Perhaps this is why I am so confused by all this interest in people examining intermediate files on screen - I am a fan of process control, tighting and testing and hard wireing your workflow, automating things and trusting it. Any tweak and color tuning is done FAR before the plate making process, and if you have your act together, you should be dragging PDF files into some folder and out pops the plates (or pages from some color digital proofing of printing device)
I have no idea what a '1 bit catcher' is. Any RIP has to write a file that is passed to a hardrive trough some bus & wires to the marking engine, so, from that perspective, all systems have bit generation and store and forward systems. Even a Xerox copier has a 'bit cartcher'
Perhaps you are speaking of a popular product with many Agfa customers - AGFA Print Drive Many other happy AGFA customers simply connect the RIP to the platesetter - if you have your workflow together, this works fine - years before platesetter, many were successfully making imposed film without Print Drive - did they world suddenly lose its mind and suddenly need to view these files, or did was it that we all decided we did not trust the guys upstream in prepress and finally had a way to see the file that was going to make our plates?

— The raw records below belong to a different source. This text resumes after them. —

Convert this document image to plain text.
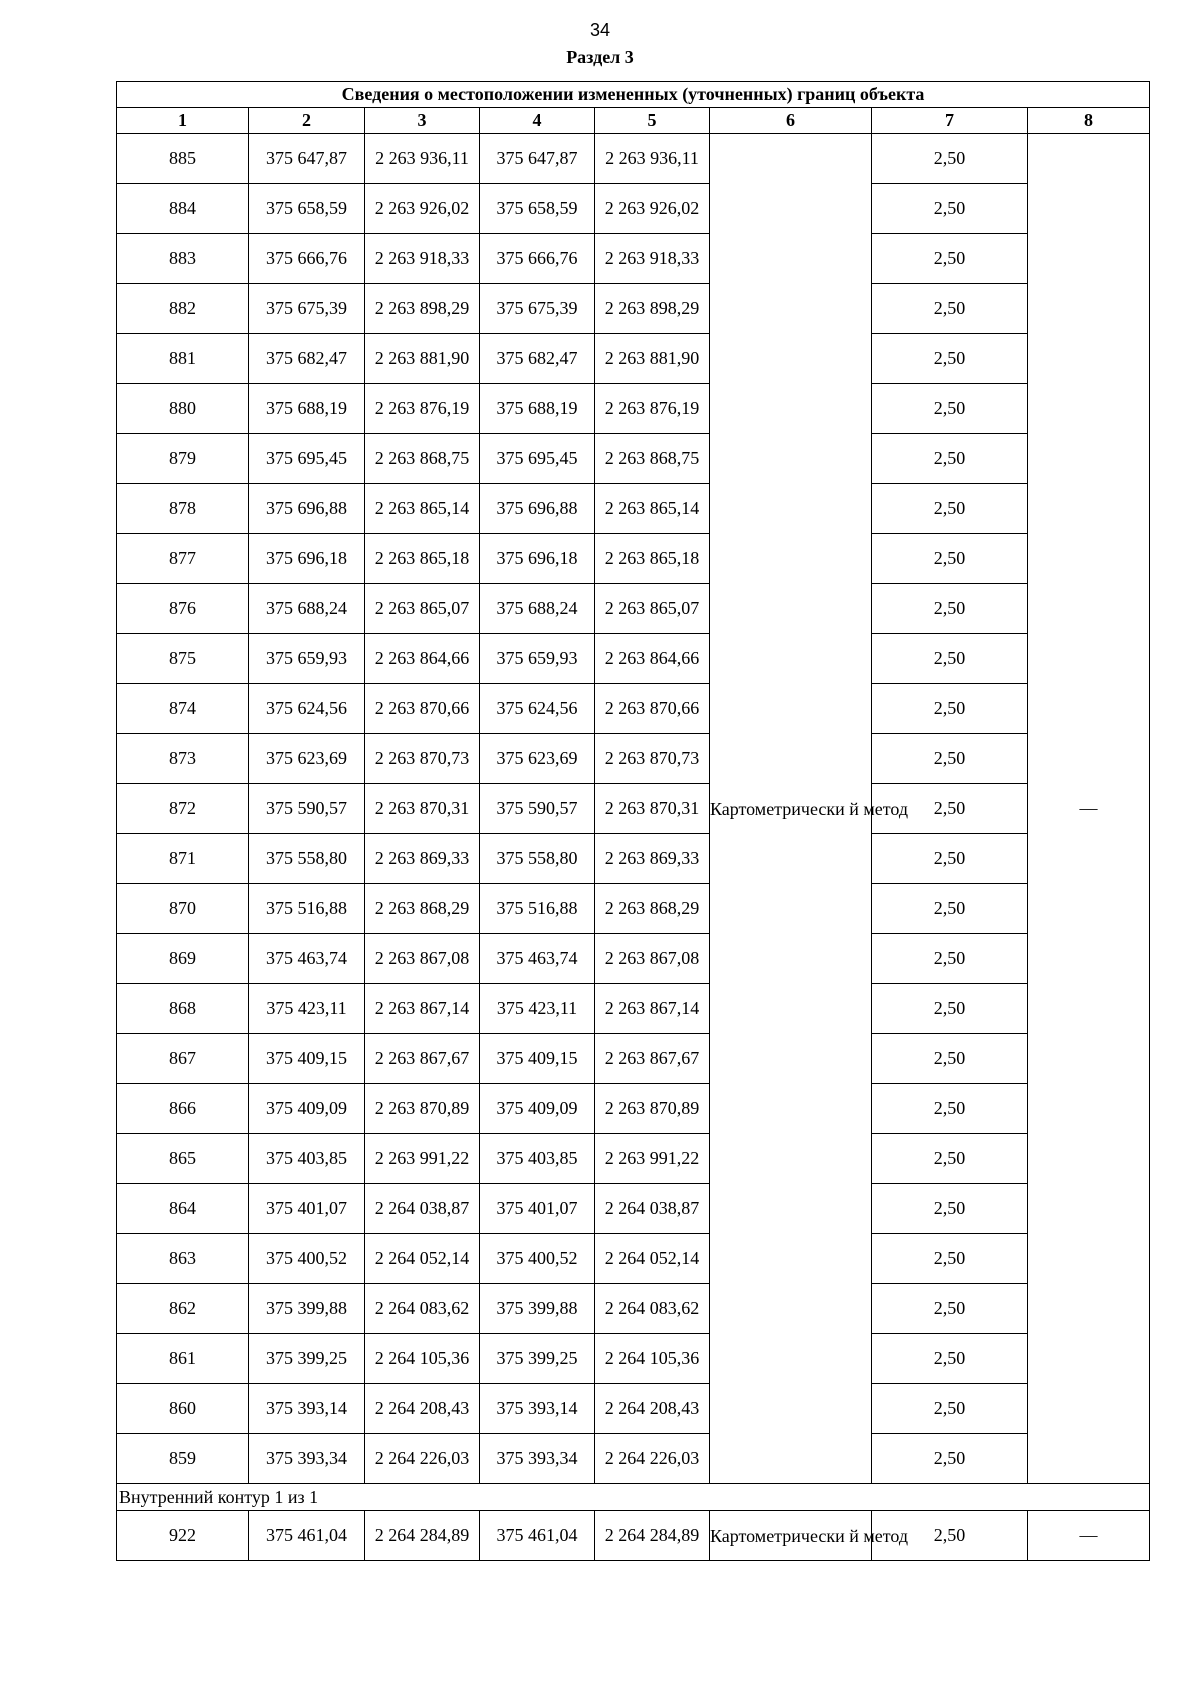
34
Раздел 3
Сведения о местоположении измененных (уточненных) границ объекта							
1	2	3	4	5	6	7	8
885	375 647,87	2 263 936,11	375 647,87	2 263 936,11	Картометрически й метод	2,50	—
884	375 658,59	2 263 926,02	375 658,59	2 263 926,02		2,50	
883	375 666,76	2 263 918,33	375 666,76	2 263 918,33		2,50	
882	375 675,39	2 263 898,29	375 675,39	2 263 898,29		2,50	
881	375 682,47	2 263 881,90	375 682,47	2 263 881,90		2,50	
880	375 688,19	2 263 876,19	375 688,19	2 263 876,19		2,50	
879	375 695,45	2 263 868,75	375 695,45	2 263 868,75		2,50	
878	375 696,88	2 263 865,14	375 696,88	2 263 865,14		2,50	
877	375 696,18	2 263 865,18	375 696,18	2 263 865,18		2,50	
876	375 688,24	2 263 865,07	375 688,24	2 263 865,07		2,50	
875	375 659,93	2 263 864,66	375 659,93	2 263 864,66		2,50	
874	375 624,56	2 263 870,66	375 624,56	2 263 870,66		2,50	
873	375 623,69	2 263 870,73	375 623,69	2 263 870,73		2,50	
872	375 590,57	2 263 870,31	375 590,57	2 263 870,31		2,50	
871	375 558,80	2 263 869,33	375 558,80	2 263 869,33		2,50	
870	375 516,88	2 263 868,29	375 516,88	2 263 868,29		2,50	
869	375 463,74	2 263 867,08	375 463,74	2 263 867,08		2,50	
868	375 423,11	2 263 867,14	375 423,11	2 263 867,14		2,50	
867	375 409,15	2 263 867,67	375 409,15	2 263 867,67		2,50	
866	375 409,09	2 263 870,89	375 409,09	2 263 870,89		2,50	
865	375 403,85	2 263 991,22	375 403,85	2 263 991,22		2,50	
864	375 401,07	2 264 038,87	375 401,07	2 264 038,87		2,50	
863	375 400,52	2 264 052,14	375 400,52	2 264 052,14		2,50	
862	375 399,88	2 264 083,62	375 399,88	2 264 083,62		2,50	
861	375 399,25	2 264 105,36	375 399,25	2 264 105,36		2,50	
860	375 393,14	2 264 208,43	375 393,14	2 264 208,43		2,50	
859	375 393,34	2 264 226,03	375 393,34	2 264 226,03		2,50	
Внутренний контур 1 из 1							
922	375 461,04	2 264 284,89	375 461,04	2 264 284,89	Картометрически й метод	2,50	—
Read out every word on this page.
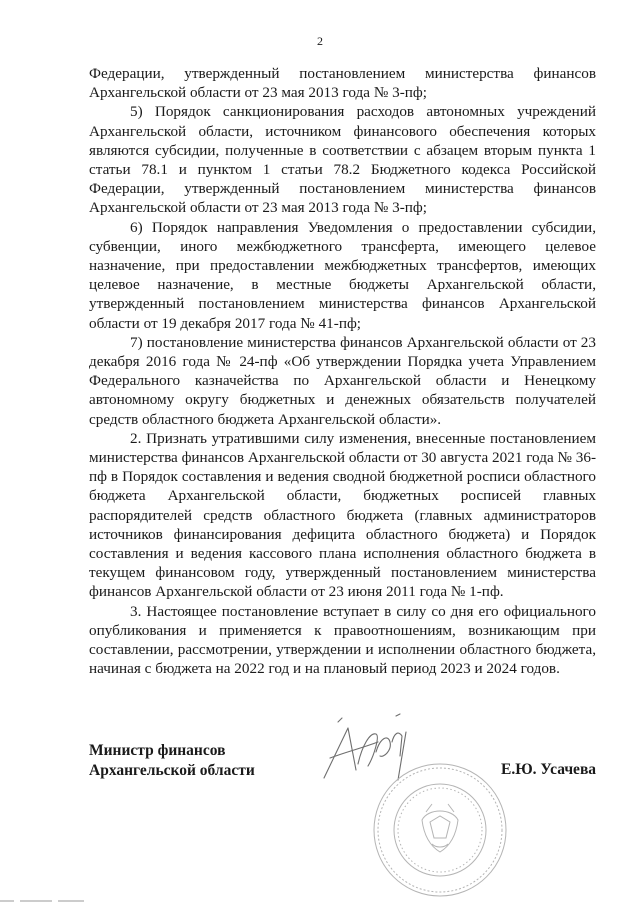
2

Федерации, утвержденный постановлением министерства финансов Архангельской области от 23 мая 2013 года № 3-пф;

5) Порядок санкционирования расходов автономных учреждений Архангельской области, источником финансового обеспечения которых являются субсидии, полученные в соответствии с абзацем вторым пункта 1 статьи 78.1 и пунктом 1 статьи 78.2 Бюджетного кодекса Российской Федерации, утвержденный постановлением министерства финансов Архангельской области от 23 мая 2013 года № 3-пф;

6) Порядок направления Уведомления о предоставлении субсидии, субвенции, иного межбюджетного трансферта, имеющего целевое назначение, при предоставлении межбюджетных трансфертов, имеющих целевое назначение, в местные бюджеты Архангельской области, утвержденный постановлением министерства финансов Архангельской области от 19 декабря 2017 года № 41-пф;

7) постановление министерства финансов Архангельской области от 23 декабря 2016 года № 24-пф «Об утверждении Порядка учета Управлением Федерального казначейства по Архангельской области и Ненецкому автономному округу бюджетных и денежных обязательств получателей средств областного бюджета Архангельской области».

2. Признать утратившими силу изменения, внесенные постановлением министерства финансов Архангельской области от 30 августа 2021 года № 36-пф в Порядок составления и ведения сводной бюджетной росписи областного бюджета Архангельской области, бюджетных росписей главных распорядителей средств областного бюджета (главных администраторов источников финансирования дефицита областного бюджета) и Порядок составления и ведения кассового плана исполнения областного бюджета в текущем финансовом году, утвержденный постановлением министерства финансов Архангельской области от 23 июня 2011 года № 1-пф.

3. Настоящее постановление вступает в силу со дня его официального опубликования и применяется к правоотношениям, возникающим при составлении, рассмотрении, утверждении и исполнении областного бюджета, начиная с бюджета на 2022 год и на плановый период 2023 и 2024 годов.

Министр финансов
Архангельской области	Е.Ю. Усачева
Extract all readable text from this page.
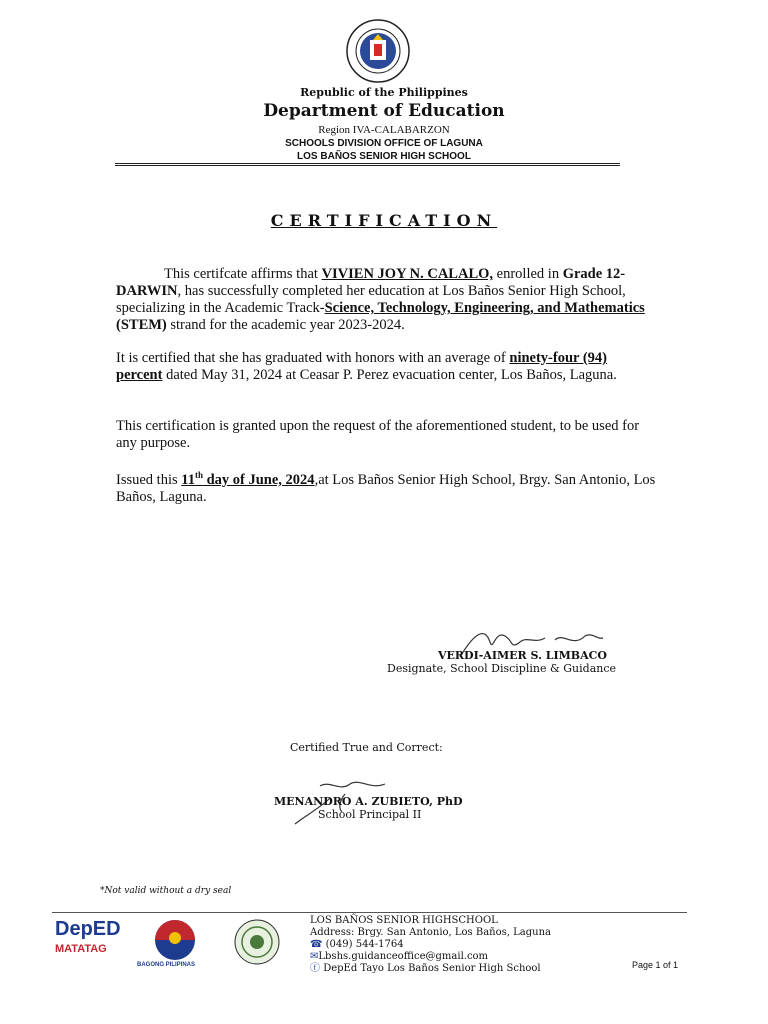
Republic of the Philippines
Department of Education
Region IVA-CALABARZON
SCHOOLS DIVISION OFFICE OF LAGUNA
LOS BAÑOS SENIOR HIGH SCHOOL
CERTIFICATION
This certifcate affirms that VIVIEN JOY N. CALALO, enrolled in Grade 12- DARWIN, has successfully completed her education at Los Baños Senior High School, specializing in the Academic Track-Science, Technology, Engineering, and Mathematics (STEM) strand for the academic year 2023-2024.
It is certified that she has graduated with honors with an average of ninety-four (94) percent dated May 31, 2024 at Ceasar P. Perez evacuation center, Los Baños, Laguna.
This certification is granted upon the request of the aforementioned student, to be used for any purpose.
Issued this 11th day of June, 2024,at Los Baños Senior High School, Brgy. San Antonio, Los Baños, Laguna.
VERDI-AIMER S. LIMBACO
Designate, School Discipline & Guidance
Certified True and Correct:
MENANDRO A. ZUBIETO, PhD
School Principal II
*Not valid without a dry seal
DepED
MATATAG
BAGONG PILIPINAS
LOS BAÑOS SENIOR HIGHSCHOOL
Address: Brgy. San Antonio, Los Baños, Laguna
☎ (049) 544-1764
✉Lbshs.guidanceoffice@gmail.com
ⓕ DepEd Tayo Los Baños Senior High School	Page 1 of 1
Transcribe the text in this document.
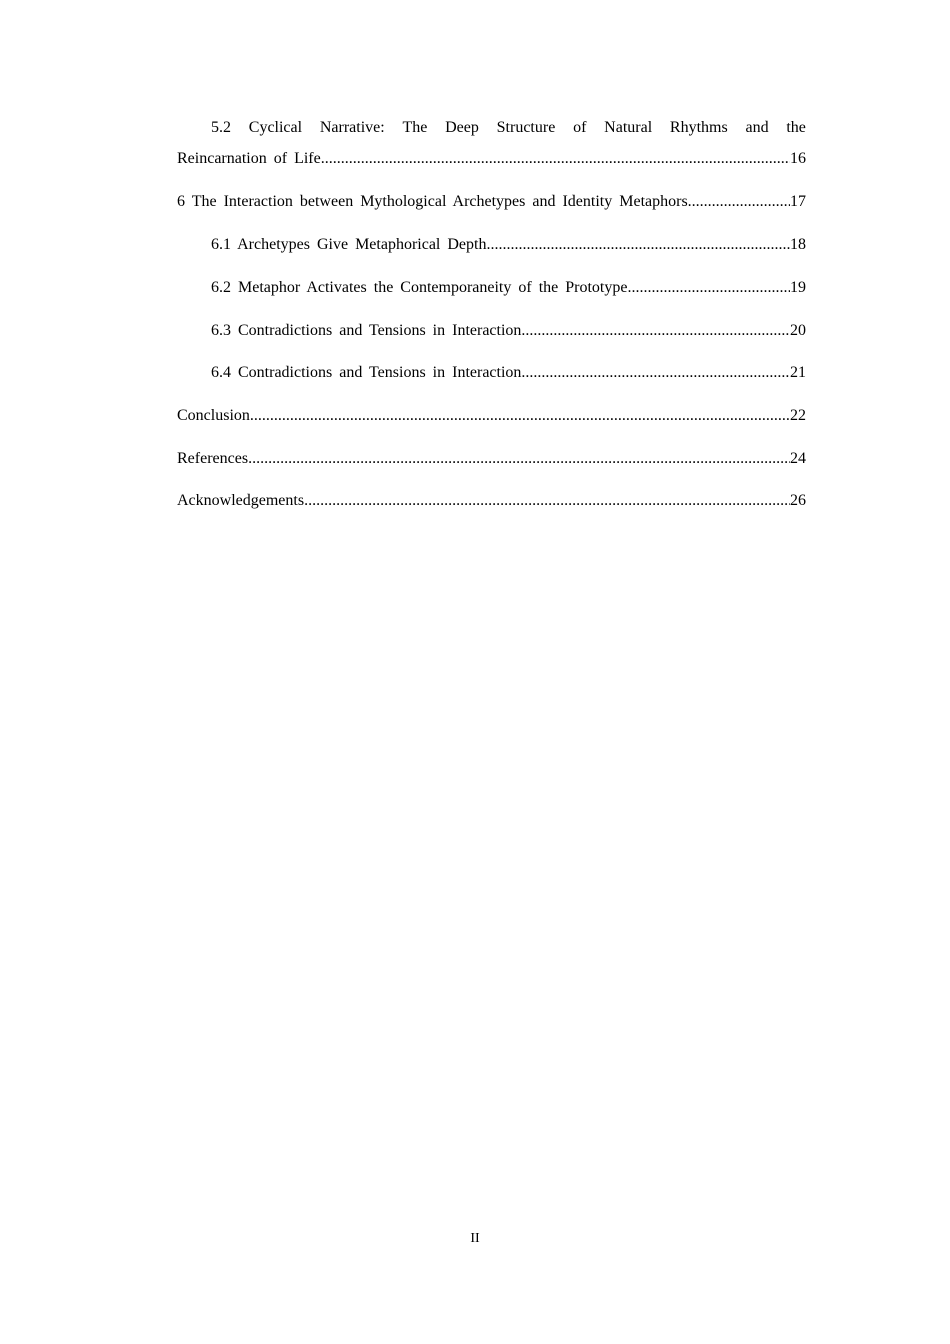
5.2 Cyclical Narrative: The Deep Structure of Natural Rhythms and the
Reincarnation of Life .....	16
6 The Interaction between Mythological Archetypes and Identity Metaphors .....	17
6.1 Archetypes Give Metaphorical Depth .....	18
6.2 Metaphor Activates the Contemporaneity of the Prototype .....	19
6.3 Contradictions and Tensions in Interaction .....	20
6.4 Contradictions and Tensions in Interaction .....	21
Conclusion .....	22
References .....	24
Acknowledgements .....	26
II
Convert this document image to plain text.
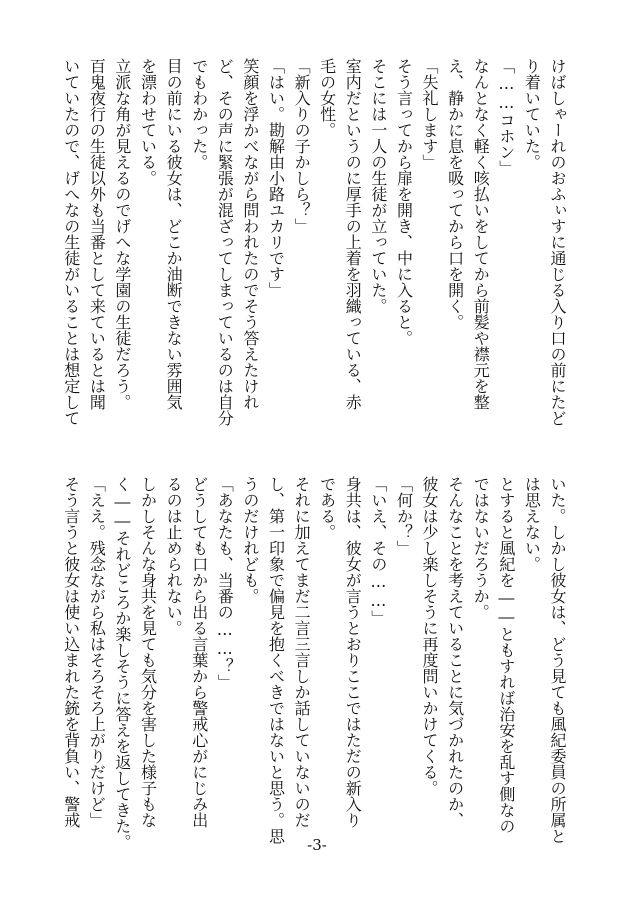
けばしゃーれのおふぃすに通じる入り口の前にたど

り着いていた。

「……コホン」

なんとなく軽く咳払いをしてから前髪や襟元を整

え、静かに息を吸ってから口を開く。

「失礼します」

そう言ってから扉を開き、中に入ると。

そこには一人の生徒が立っていた。

室内だというのに厚手の上着を羽織っている、赤

毛の女性。

「新入りの子かしら？」

「はい。勘解由小路ユカリです」

笑顔を浮かべながら問われたのでそう答えたけれ

ど、その声に緊張が混ざってしまっているのは自分

でもわかった。

目の前にいる彼女は、どこか油断できない雰囲気

を漂わせている。

立派な角が見えるのでげへな学園の生徒だろう。

百鬼夜行の生徒以外も当番として来ているとは聞

いていたので、げへなの生徒がいることは想定して

いた。しかし彼女は、どう見ても風紀委員の所属と

は思えない。

とすると風紀を――ともすれば治安を乱す側なの

ではないだろうか。

そんなことを考えていることに気づかれたのか、

彼女は少し楽しそうに再度問いかけてくる。

「何か？」

「いえ、その……」

身共は、彼女が言うとおりここではただの新入り

である。

それに加えてまだ二言三言しか話していないのだ

し、第一印象で偏見を抱くべきではないと思う。思

うのだけれども。

「あなたも、当番の……？」

どうしても口から出る言葉から警戒心がにじみ出

るのは止められない。

しかしそんな身共を見ても気分を害した様子もな

く――それどころか楽しそうに答えを返してきた。

「ええ。残念ながら私はそろそろ上がりだけど」

そう言うと彼女は使い込まれた銃を背負い、警戒

-3-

Or was it simply some great markerting ? <wink>
. If I were making sets of several plates for the same job (for a very long run, or if I were running the same job and multiple presses) I could see why I might want to rip then store 1 bit TIFF files, but me, I can tell you that I would prefer to NOT store such data, and would use AGFA Salient to simply re-rip the files and make new plates - for many users, they have no time for all this triple checking and simply make plates and trust they system they have set up.
If I recall, AGFA Print Drive offered a tool named "Quick Fix" - not sure if this is still available or if it were ever popular - but they idea is that you could select a small section of an application file or PDF, and using a Plug-in - just send this single very small section to the rip for very fast re-processing and then send this relatively tint set of bitmaps to 'burn' over the existing plates - this was a very impressive demo moment, and showed an advantage over re-ripping and entire 16 up imposed flat/form.
But in these days of very fast networks, SAN, NAS and 16 Gigs on board RAM on a networked RIP server, it would be fast enough to simply re-rip the flat.
As any system is due to fail, hot-swop drives and redundancy in your prepress workflow system is the only real protection, so I fail to see why a "3,000 Dell Box" is somehow the cause of your mistrust or makes you lose sleep somehow. 10% of all file processed incorrectly and take 80% of your time to discover why and correct it. I maintain that 94% of the files that do not process correctly are caused because they were not prepared correctly and were submitted into a production stream without preflight.
Setting up pre-production workflow is far more complex than making a PDF workflow decision or which platesetter or plate to bet the companys production on.